🤖 AI Summary
DiT-based diffusion models suffer from quadratic computational complexity in self-attention, hindering efficient high-resolution image generation and deployment on resource-constrained devices. To address this, we propose the Multimodal Diffusion Transformer (MM-DiTs), an efficient architecture featuring: (1) a novel linear-complexity attention mechanism—Multi-Level Convolutional Modulated Attention—that aggregates keys/values spatially and modulates queries via learnable convolutions, achieving O(N) complexity; (2) a hybrid attention paradigm wherein image–image branches employ linear attention for efficiency, while text–image branches retain standard quadratic attention to preserve cross-modal alignment fidelity; and (3) knowledge distillation for further model compression. Evaluated on PixArt-Sigma and Stable Diffusion 3.5-Medium, MM-DiTs achieves up to 2.2× inference speedup with negligible degradation in FID and CLIP-Score, significantly enhancing both high-resolution generation efficiency and practical deployability.
📝 Abstract
Diffusion Transformers (DiTs) have emerged as a leading architecture for text-to-image synthesis, producing high-quality and photorealistic images.
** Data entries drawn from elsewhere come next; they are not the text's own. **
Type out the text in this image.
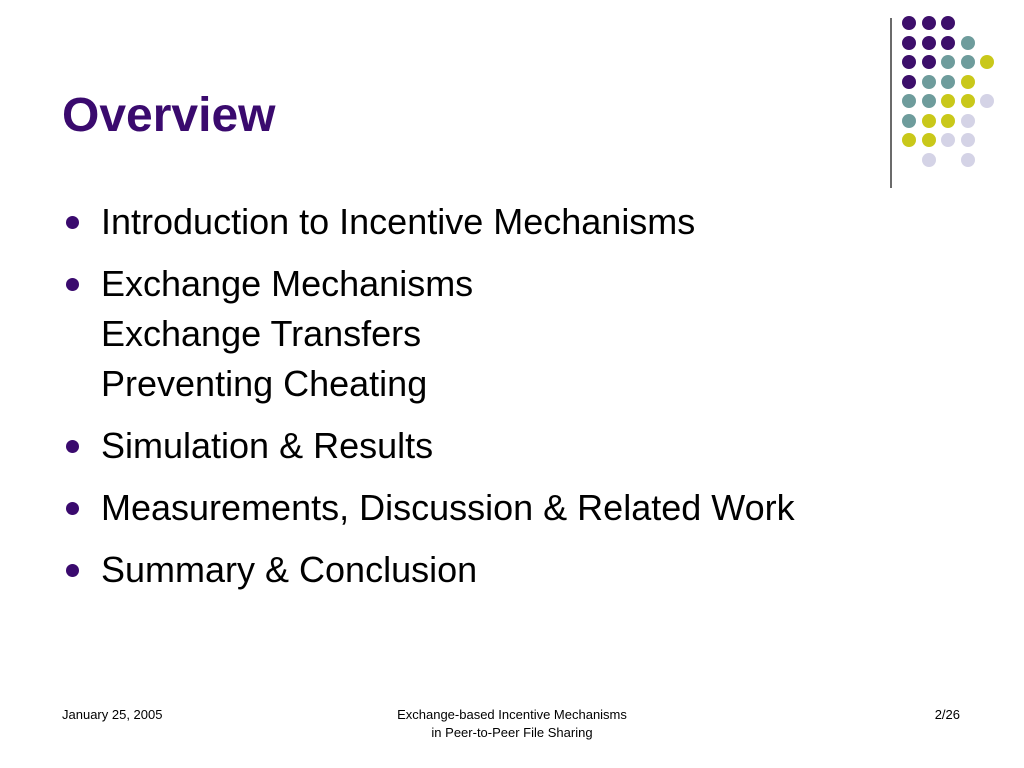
Overview
Introduction to Incentive Mechanisms
Exchange Mechanisms
Exchange Transfers
Preventing Cheating
Simulation & Results
Measurements, Discussion & Related Work
Summary & Conclusion
January 25, 2005	Exchange-based Incentive Mechanisms
in Peer-to-Peer File Sharing
2/26
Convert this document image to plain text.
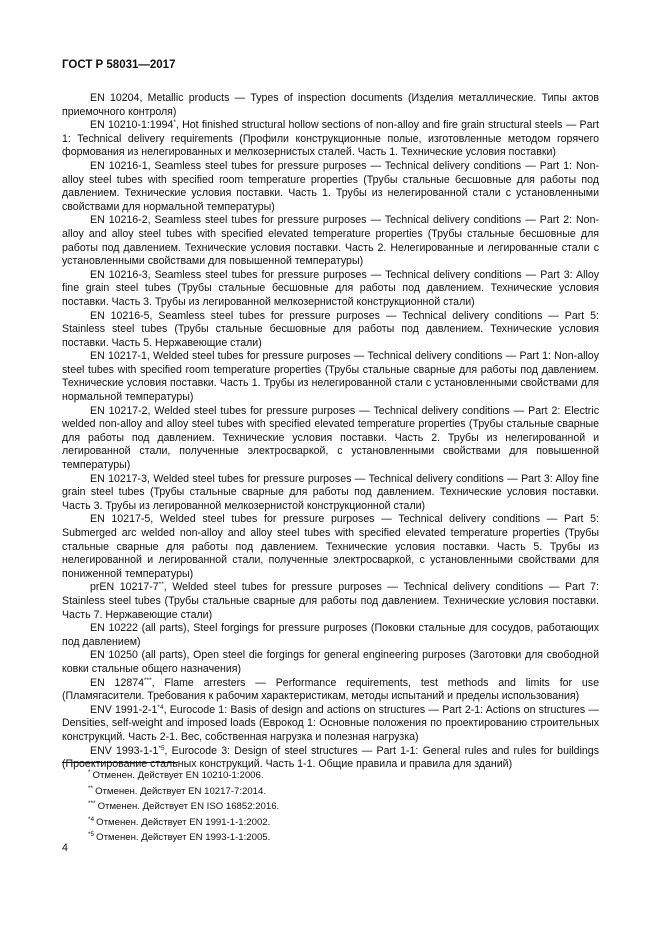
ГОСТ Р 58031—2017

EN 10204, Metallic products — Types of inspection documents (Изделия металлические. Типы актов приемочного контроля)

EN 10210-1:1994*, Hot finished structural hollow sections of non-alloy and fire grain structural steels — Part 1: Technical delivery requirements (Профили конструкционные полые, изготовленные методом горячего формования из нелегированных и мелкозернистых сталей. Часть 1. Технические условия поставки)

EN 10216-1, Seamless steel tubes for pressure purposes — Technical delivery conditions — Part 1: Non-alloy steel tubes with specified room temperature properties (Трубы стальные бесшовные для работы под давлением. Технические условия поставки. Часть 1. Трубы из нелегированной стали с установленными свойствами для нормальной температуры)

EN 10216-2, Seamless steel tubes for pressure purposes — Technical delivery conditions — Part 2: Non-alloy and alloy steel tubes with specified elevated temperature properties (Трубы стальные бесшовные для работы под давлением. Технические условия поставки. Часть 2. Нелегированные и легированные стали с установленными свойствами для повышенной температуры)

EN 10216-3, Seamless steel tubes for pressure purposes — Technical delivery conditions — Part 3: Alloy fine grain steel tubes (Трубы стальные бесшовные для работы под давлением. Технические условия поставки. Часть 3. Трубы из легированной мелкозернистой конструкционной стали)

EN 10216-5, Seamless steel tubes for pressure purposes — Technical delivery conditions — Part 5: Stainless steel tubes (Трубы стальные бесшовные для работы под давлением. Технические условия поставки. Часть 5. Нержавеющие стали)

EN 10217-1, Welded steel tubes for pressure purposes — Technical delivery conditions — Part 1: Non-alloy steel tubes with specified room temperature properties (Трубы стальные сварные для работы под давлением. Технические условия поставки. Часть 1. Трубы из нелегированной стали с установленными свойствами для нормальной температуры)

EN 10217-2, Welded steel tubes for pressure purposes — Technical delivery conditions — Part 2: Electric welded non-alloy and alloy steel tubes with specified elevated temperature properties (Трубы стальные сварные для работы под давлением. Технические условия поставки. Часть 2. Трубы из нелегированной и легированной стали, полученные электросваркой, с установленными свойствами для повышенной температуры)

EN 10217-3, Welded steel tubes for pressure purposes — Technical delivery conditions — Part 3: Alloy fine grain steel tubes (Трубы стальные сварные для работы под давлением. Технические условия поставки. Часть 3. Трубы из легированной мелкозернистой конструкционной стали)

EN 10217-5, Welded steel tubes for pressure purposes — Technical delivery conditions — Part 5: Submerged arc welded non-alloy and alloy steel tubes with specified elevated temperature properties (Трубы стальные сварные для работы под давлением. Технические условия поставки. Часть 5. Трубы из нелегированной и легированной стали, полученные электросваркой, с установленными свойствами для пониженной температуры)

prEN 10217-7**, Welded steel tubes for pressure purposes — Technical delivery conditions — Part 7: Stainless steel tubes (Трубы стальные сварные для работы под давлением. Технические условия поставки. Часть 7. Нержавеющие стали)

EN 10222 (all parts), Steel forgings for pressure purposes (Поковки стальные для сосудов, работающих под давлением)

EN 10250 (all parts), Open steel die forgings for general engineering purposes (Заготовки для свободной ковки стальные общего назначения)

EN 12874***, Flame arresters — Performance requirements, test methods and limits for use (Пламягасители. Требования к рабочим характеристикам, методы испытаний и пределы использования)

ENV 1991-2-1$^{*4}$, Eurocode 1: Basis of design and actions on structures — Part 2-1: Actions on structures — Densities, self-weight and imposed loads (Еврокод 1: Основные положения по проектированию строительных конструкций. Часть 2-1. Вес, собственная нагрузка и полезная нагрузка)

ENV 1993-1-1$^{*5}$, Eurocode 3: Design of steel structures — Part 1-1: General rules and rules for buildings (Проектирование стальных конструкций. Часть 1-1. Общие правила и правила для зданий)

* Отменен. Действует EN 10210-1:2006.

** Отменен. Действует EN 10217-7:2014.

*** Отменен. Действует EN ISO 16852:2016.

$^{*4}$ Отменен. Действует EN 1991-1-1:2002.

$^{*5}$ Отменен. Действует EN 1993-1-1:2005.

4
However, the quadratic scaling properties of the attention in DiTs hinder image generation with higher resolution or on devices with limited resources. This work introduces an efficient diffusion transformer (EDiT) to alleviate these efficiency bottlenecks in conventional DiTs and Multimodal DiTs (MM-DiTs). First, we present a novel linear compressed attention method that uses a multi-layer convolutional network to modulate queries with local information while keys and values are spatially aggregated. Second, we formulate a hybrid attention scheme for multi-modal inputs that combines linear attention for image-to-image interactions and standard scaled dot-product attention for interactions involving prompts. Merging these two approaches leads to an expressive, linear-time Multimodal Efficient Diffusion Transformer (MM-EDiT). We demonstrate the effectiveness of the EDiT and MM-EDiT architectures by integrating them into PixArt-Sigma(conventional DiT) and Stable Diffusion 3.5-Medium (MM-DiT), achieving up to 2.2x speedup with comparable image quality after distillation.